Organic small molecule for detection and photodegradation of mitochondrial DNA mutations

• Published in: Journal of materials chemistry. B, Materials for biology and medicine Vol. 7; no. 39; pp. 5947 - 5955
• Main Authors: Su, Chien-Hui, Chen, Jyun-Wei, Chen, Li-Da, Chang, Jui-Chih, Liu, Chin-San, Chang, Cheng-Chung, Wang, Gou-Jen
• Format: Journal Article
• Language: English
• Published: England Royal Society of Chemistry 09.10.2019
• Subjects: Electron transfer; Energy transfer; Fluorescence; Fluorescence resonance energy transfer; Irradiation; Mitochondria; Mitochondrial DNA; Mutation; Optical properties; Photodegradation; Radiation; Reactive oxygen species
• ISSN: 2050-750X; 2050-7518
• DOI: 10.1039/c9tb01358j

A detection and degradation platform was developed to optically quantify the 6-enolate, 8-keto-dG, an important tautomer of mitochondrial mutated DNA 8-oxo-dG. We first found that 6-enolate, 8-keto-dG offers particular fluorescence emission under the conditions between pH ∼ 7 and ∼11. Thus, a mitochondria-targeting photosensitizer NV-12P was prepared to offer simultaneously photoinduced electron transfer and fluorescence resonance energy transfer (FRET) with 6-enolate, 8-keto-dG. Furthermore, NV-12P can also generate a reactive oxygen species to degrade 6-enolate, 8-keto-dG under irradiation conditions.
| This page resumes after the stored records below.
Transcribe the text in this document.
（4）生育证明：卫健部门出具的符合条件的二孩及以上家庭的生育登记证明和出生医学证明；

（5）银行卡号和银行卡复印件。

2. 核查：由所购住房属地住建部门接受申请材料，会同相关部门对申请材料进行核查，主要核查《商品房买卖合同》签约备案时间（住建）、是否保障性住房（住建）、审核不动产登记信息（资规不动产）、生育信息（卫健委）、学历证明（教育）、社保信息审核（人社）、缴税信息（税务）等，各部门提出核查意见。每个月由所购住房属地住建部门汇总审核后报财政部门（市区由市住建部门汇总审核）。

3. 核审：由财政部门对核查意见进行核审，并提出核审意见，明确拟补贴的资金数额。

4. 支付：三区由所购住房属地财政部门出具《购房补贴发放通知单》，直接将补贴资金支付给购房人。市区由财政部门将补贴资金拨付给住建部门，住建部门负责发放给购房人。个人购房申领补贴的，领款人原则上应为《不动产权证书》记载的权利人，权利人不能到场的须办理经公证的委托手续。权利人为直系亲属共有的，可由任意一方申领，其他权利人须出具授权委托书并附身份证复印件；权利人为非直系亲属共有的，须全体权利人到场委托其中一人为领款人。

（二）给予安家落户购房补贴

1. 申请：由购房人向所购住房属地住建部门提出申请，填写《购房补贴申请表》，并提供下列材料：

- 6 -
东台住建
This is the first publication about optical characterization, concentration detection and photodegradation of 6-enolate, 8-keto-dG, either in biological or in vitro applications. Mitochondrial localization photosensitizer NV-12P may recognize 8-oxo-dG with PET and FRET mechanism. Furthermore, NV-12P can generate a reactive oxygen species to degrade 8-oxo-dG using a similar mechanism of methyl blue.